Catching up to the future

The author connects Ray Kurzweil’s predictions of a technological merger of computers and humans to changes in journalism and media. The result is a science fiction-like world of robots, cranial implants, telekinesis and more.

Research assignments at three levels:

Flashlight: Ask students to watch inventor Ray Kurzweil’s “The accelerating power of technology” or Kevin Kelly’s “The next 5,000 days of the web” TED talks. In a paper or blog , students would answer these questions: Have some of their predictions already been realized? Will machines make us immortal? What would be the pros and cons of a news environment in the world Kurzweil and Kelly foresee? Use additional sources as needed.

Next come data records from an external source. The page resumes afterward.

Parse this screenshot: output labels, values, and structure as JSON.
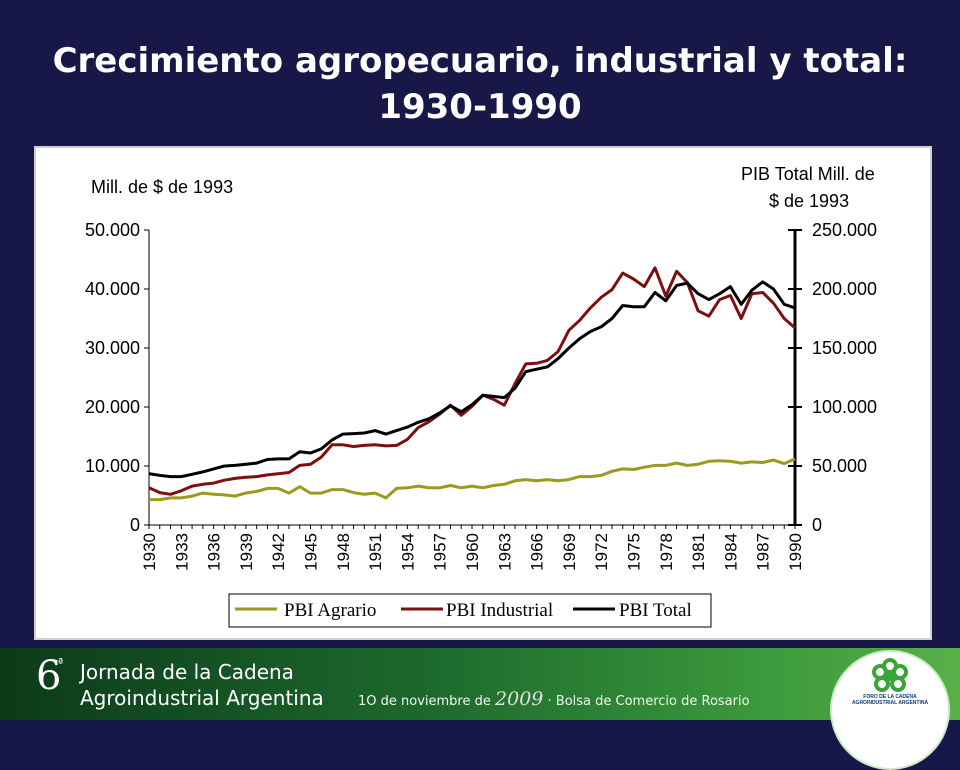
{
  "slide": {
    "title_line1": "Crecimiento agropecuario, industrial y total:",
    "title_line2": "1930-1990"
  },
  "colors": {
    "background": "#181848",
    "agrario": "#9a9a1e",
    "industrial": "#7a1010",
    "total": "#000000"
  },
  "chart_data": {
    "type": "line",
    "left_axis_label": "Mill. de $ de 1993",
    "right_axis_label_line1": "PIB Total Mill. de",
    "right_axis_label_line2": "$ de 1993",
    "ylim_left": [
      0,
      50000
    ],
    "ylim_right": [
      0,
      250000
    ],
    "left_ticks": [
      "0",
      "10.000",
      "20.000",
      "30.000",
      "40.000",
      "50.000"
    ],
    "right_ticks": [
      "0",
      "50.000",
      "100.000",
      "150.000",
      "200.000",
      "250.000"
    ],
    "x_tick_labels": [
      "1930",
      "1933",
      "1936",
      "1939",
      "1942",
      "1945",
      "1948",
      "1951",
      "1954",
      "1957",
      "1960",
      "1963",
      "1966",
      "1969",
      "1972",
      "1975",
      "1978",
      "1981",
      "1984",
      "1987",
      "1990"
    ],
    "x": [
      1930,
      1931,
      1932,
      1933,
      1934,
      1935,
      1936,
      1937,
      1938,
      1939,
      1940,
      1941,
      1942,
      1943,
      1944,
      1945,
      1946,
      1947,
      1948,
      1949,
      1950,
      1951,
      1952,
      1953,
      1954,
      1955,
      1956,
      1957,
      1958,
      1959,
      1960,
      1961,
      1962,
      1963,
      1964,
      1965,
      1966,
      1967,
      1968,
      1969,
      1970,
      1971,
      1972,
      1973,
      1974,
      1975,
      1976,
      1977,
      1978,
      1979,
      1980,
      1981,
      1982,
      1983,
      1984,
      1985,
      1986,
      1987,
      1988,
      1989,
      1990
    ],
    "legend_position": "bottom",
    "series": [
      {
        "name": "PBI Agrario",
        "axis": "left",
        "color": "#9a9a1e",
        "values": [
          4300,
          4300,
          4600,
          4600,
          4900,
          5400,
          5200,
          5100,
          4900,
          5400,
          5700,
          6200,
          6200,
          5400,
          6500,
          5400,
          5400,
          6000,
          6000,
          5500,
          5200,
          5400,
          4600,
          6200,
          6300,
          6600,
          6300,
          6300,
          6700,
          6300,
          6600,
          6300,
          6700,
          6900,
          7500,
          7700,
          7500,
          7700,
          7500,
          7700,
          8200,
          8200,
          8400,
          9100,
          9500,
          9400,
          9800,
          10100,
          10100,
          10500,
          10100,
          10300,
          10800,
          10900,
          10800,
          10500,
          10700,
          10600,
          11000,
          10400,
          11200
        ]
      },
      {
        "name": "PBI Industrial",
        "axis": "left",
        "color": "#7a1010",
        "values": [
          6300,
          5500,
          5200,
          5800,
          6600,
          6900,
          7100,
          7600,
          7900,
          8100,
          8200,
          8500,
          8700,
          8900,
          10100,
          10300,
          11500,
          13600,
          13600,
          13300,
          13500,
          13600,
          13400,
          13500,
          14500,
          16500,
          17500,
          18800,
          20300,
          18600,
          20100,
          22000,
          21300,
          20300,
          24000,
          27300,
          27400,
          27900,
          29400,
          33000,
          34700,
          36800,
          38600,
          39900,
          42700,
          41700,
          40400,
          43600,
          38800,
          43000,
          41100,
          36300,
          35400,
          38200,
          38900,
          35000,
          39200,
          39400,
          37600,
          35000,
          33400
        ]
      },
      {
        "name": "PBI Total",
        "axis": "right",
        "color": "#000000",
        "values": [
          43500,
          42000,
          41000,
          41000,
          43000,
          45000,
          47500,
          50000,
          50500,
          51500,
          52500,
          55500,
          56000,
          56000,
          62000,
          61000,
          64500,
          72000,
          77000,
          77500,
          78000,
          80000,
          77000,
          80000,
          83000,
          87000,
          90000,
          95000,
          101000,
          96000,
          102000,
          110000,
          109000,
          108000,
          116000,
          130000,
          132000,
          134000,
          141000,
          150000,
          158000,
          164000,
          168000,
          175000,
          186000,
          185000,
          185000,
          197000,
          190000,
          203000,
          205000,
          196000,
          191000,
          196000,
          202000,
          187000,
          199000,
          206000,
          200000,
          187000,
          184000
        ]
      }
    ]
  }
}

Spotlight: MIT Media Lab leader Joichi Ito focuses not on immortality but on what humans should do when he looks at how technology best helps us innovate. In a paper or blog , ask students to take Ito’s stance. Why is he right to say technology is not all about efficiency? What do you think of his notion that the Internet is a “belief system?” Does your school nurture the same skills and beliefs as MIT does with its students? Is your entrepreneurial drive appreciated?

Searchlight: Ask students to explore these links: In a paper, ask students to imagine they are a journalist in the year 2020. Taking into account the readings above as well as the current chapter of this book, answer these questions: What will your daily routine be like? What are some concrete things you can do to prepare yourself for the future?

What challenges will you face?

Extra credit: How will news be paid for in the future? Look at sites like Kickstarter, WeFunder and AngelList. Are the media projects funded through these platforms futuristic? Develop a crowd-funding pitch for a form of media that doesn’t yet exist.